The world always seems to tilt under my feet when I take my grandson Max out for the day. The last time it tilted was on a trip to our local library. Max was on the far side of the room and easy to spot. He was rambling about showing off his alligator shoes that lit up each time his feet hit the ground. They blinked so much I wondered how long the battery would last. Max also wore his best, favourite T shirt festooned with the monstrous open mouth of a great white shark with bloody teeth. He loved that gory shirt so much that he wore it to bed.

The library was calm but for the rattle of newspapers and the low hum of quiet conversation. But then, in a voice that made the windows shake,  everyone in the library was treated to Max, at top volume shouting, "Judy, Poo is coming!" Then frantically bellowing, "Judy, poo is coming fast!"
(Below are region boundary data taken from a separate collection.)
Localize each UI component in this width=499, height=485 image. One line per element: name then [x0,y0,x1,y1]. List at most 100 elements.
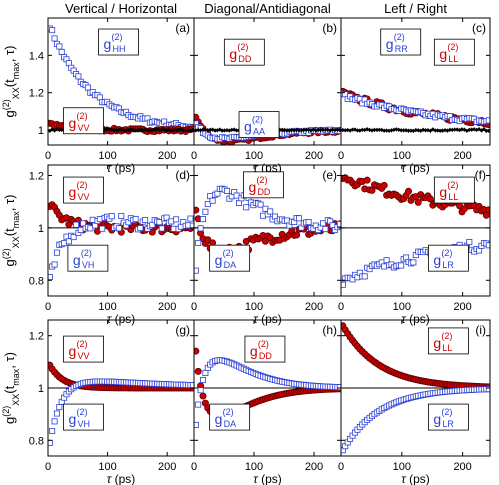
data-point [116,127,121,132]
data-point [194,367,202,375]
legend-subscript: LR [442,260,454,270]
data-point [319,220,326,227]
data-point [267,208,274,215]
data-point [195,240,202,247]
data-point [208,127,213,133]
data-point [367,127,372,133]
data-point [115,225,122,232]
x-axis-label: τ (ps) [401,312,430,326]
data-point [316,127,321,133]
legend-superscript: (2) [77,111,88,121]
x-tick-label: 100 [98,461,116,473]
legend-symbol: g [215,411,223,427]
x-tick-label: 0 [191,301,197,313]
y-tick-label: 1.4 [29,50,44,62]
data-point [293,231,301,239]
data-point [137,225,144,232]
data-point [382,128,387,133]
data-point [405,187,413,195]
y-tick-label: 1 [38,223,44,235]
data-point [145,127,150,133]
data-point [197,387,204,394]
y-axis-label: g(2)XX(tmax, τ) [1,352,21,424]
series-blue-square [341,386,490,454]
legend-subscript: VV [78,192,90,202]
legend-symbol: g [250,343,258,359]
data-point [295,215,302,222]
legend-box: g (2) DD [244,335,286,363]
x-axis-label: τ (ps) [253,472,282,485]
legend-superscript: (2) [447,42,458,52]
data-point [205,128,210,133]
x-tick-label: 200 [305,301,323,313]
data-point [124,128,129,133]
data-point [413,127,418,133]
legend-frame [209,244,251,272]
legend-superscript: (2) [112,32,123,42]
legend-frame [427,327,469,355]
x-tick-label: 200 [453,461,471,473]
legend-box: g (2) LL [433,38,475,66]
data-point [158,225,165,232]
legend-symbol: g [69,343,77,359]
legend-subscript: DA [224,260,237,270]
legend-box: g (2) LR [427,244,469,272]
data-point [159,127,164,132]
data-point [132,216,139,223]
data-point [199,216,206,223]
legend-box: g (2) VV [63,107,104,135]
data-point [197,225,204,232]
data-point [384,128,389,133]
legend-subscript: VV [78,123,90,133]
data-point [189,382,194,389]
legend-symbol: g [104,36,112,52]
data-point [438,128,443,133]
legend-superscript: (2) [256,175,267,185]
legend-frame [209,403,251,431]
data-point [201,127,205,132]
legend-symbol: g [229,46,237,62]
legend-subscript: DD [257,187,270,197]
data-point [133,128,138,133]
series-blue-square [341,90,490,125]
data-point [73,221,80,228]
y-tick-label: 1 [38,125,44,137]
data-point [421,127,426,133]
data-point [391,127,396,133]
data-point [404,128,409,133]
data-point [350,127,355,132]
data-point [467,127,472,133]
legend-subscript: LR [442,419,454,429]
series-red-circle [341,174,490,219]
data-point [213,128,217,133]
data-point [447,127,452,133]
data-point [51,418,58,425]
legend-superscript: (2) [237,42,248,52]
panel-letter: (i) [475,323,486,337]
data-point [398,262,405,269]
data-point [195,401,202,408]
data-point [362,127,367,133]
data-point [118,212,125,219]
data-point [381,263,388,270]
data-point [56,404,63,411]
data-point [204,201,211,208]
data-point [209,197,216,204]
x-tick-label: 100 [245,461,263,473]
data-point [171,127,176,133]
data-point [121,128,126,133]
panel-i: 0 100 200(i)τ (ps)g (2)LLg (2)LR [338,319,491,485]
data-point [229,127,234,133]
x-tick-label: 100 [98,150,116,162]
legend-symbol: g [248,179,256,195]
legend-symbol: g [433,411,441,427]
data-point [457,127,462,133]
x-axis-label: τ (ps) [401,161,430,175]
legend-frame [63,176,104,204]
data-point [48,273,53,280]
data-point [323,127,328,133]
data-point [58,48,65,55]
Leaping up to avert a disaster, Thomas(Max's favourite librarian), scrambled for his keys and hustled the two of us to the closest bathroom, the staff bathroom.. During the ensuing event while tottering on the toilet seat, Max looked contemplative and asked me ever so earnestly, "Judy, why poo?"

I bit my cheeks and tried not to laugh and dealt with the basics of digestion appropriate for a four year old little boy. We went "over the lips, past the gums, look out stomach, here it comes," and then I launched into the exciting and specific dynamics of bowel action. His reaction? "Oh." Question asked. Question answered. Check the zipper and we're off.
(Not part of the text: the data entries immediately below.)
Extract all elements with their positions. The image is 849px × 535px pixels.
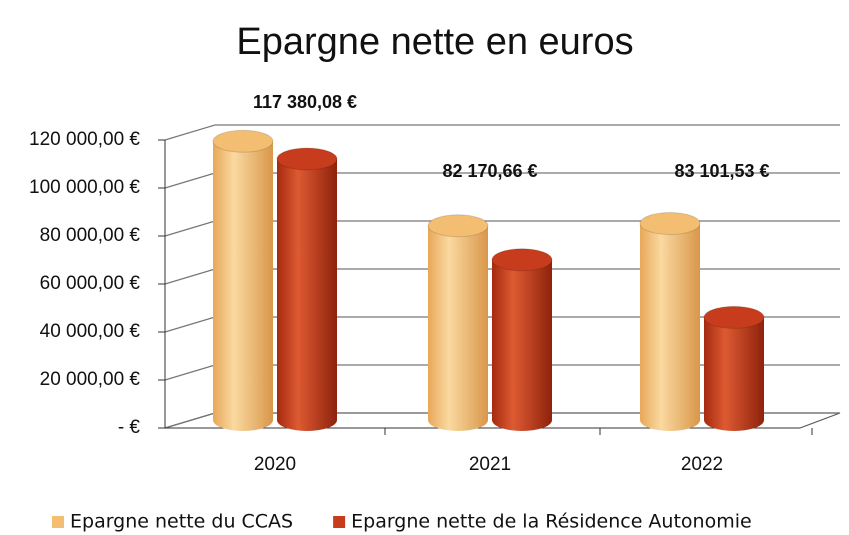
x-tick-label: 2021	[469, 454, 511, 475]
x-tick-label: 2022	[681, 454, 723, 475]
cylinder-top	[639, 212, 701, 236]
bar	[491, 248, 553, 431]
cylinder-top	[491, 248, 553, 272]
legend-label: Epargne nette du CCAS	[70, 511, 293, 533]
legend-label: Epargne nette de la Résidence Autonomie	[351, 511, 752, 533]
data-label: 83 101,53 €	[674, 161, 769, 181]
legend-swatch	[52, 516, 64, 528]
bar	[639, 212, 701, 431]
x-tick-label: 2020	[254, 454, 296, 475]
y-tick-label: 60 000,00 €	[40, 273, 141, 294]
data-label: 82 170,66 €	[442, 161, 537, 181]
bar	[276, 147, 338, 431]
cylinder-body	[704, 317, 764, 431]
legend: Epargne nette du CCAS Epargne nette de la…	[52, 511, 752, 533]
cylinder-top	[212, 129, 274, 153]
cylinder-body	[213, 141, 273, 431]
bar	[212, 129, 274, 431]
cylinder-body	[428, 225, 488, 431]
chart-title: Epargne nette en euros	[236, 21, 633, 63]
cylinder-body	[277, 159, 337, 431]
cylinder-top	[276, 147, 338, 171]
cylinder-body	[492, 259, 552, 431]
y-tick-label: 40 000,00 €	[40, 321, 141, 342]
y-tick-label: 100 000,00 €	[29, 177, 140, 198]
y-tick-label: 120 000,00 €	[29, 129, 140, 150]
y-tick-label: 20 000,00 €	[40, 369, 141, 390]
cylinder-top	[427, 214, 489, 238]
bar	[427, 214, 489, 431]
legend-swatch	[333, 516, 346, 528]
grid-line	[164, 124, 840, 141]
cylinder-top	[703, 305, 765, 329]
cylinder-body	[640, 223, 700, 431]
y-tick-label: 80 000,00 €	[40, 225, 141, 246]
y-tick-label: - €	[118, 417, 141, 438]
data-label: 117 380,08 €	[253, 92, 357, 112]
bar	[703, 305, 765, 431]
However, Max's question lingered in my mind. It's one that has bugged me for decades. Indeed, why poo? What good is poo? Why do some get more life poo to deal with than others?
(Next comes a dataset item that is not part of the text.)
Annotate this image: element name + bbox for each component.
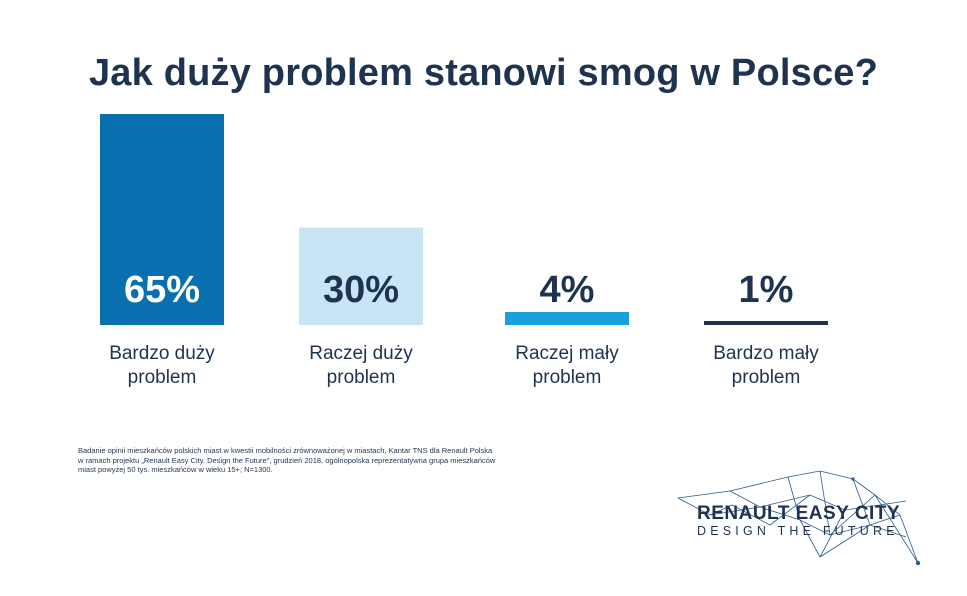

Even if you live in a deep cave, you can't avoid the tough and trying experiences that are an inevitable part of life. When adversity hits, some of us linger and stall. Our tragedies may kill us yet some of us thrive beyond surviving them and live life with a ferocity and newness that may not have emerged before.

Me? Ask me next week about my own poo quandaries and the answer might not be the same as the one I come up with right now. For today, poo is just the result of a good meal and an honest experience with a curious, trusting, dear little boy. Thank heavens Max didn't ask me about sex or, God forbid, Santa Clause.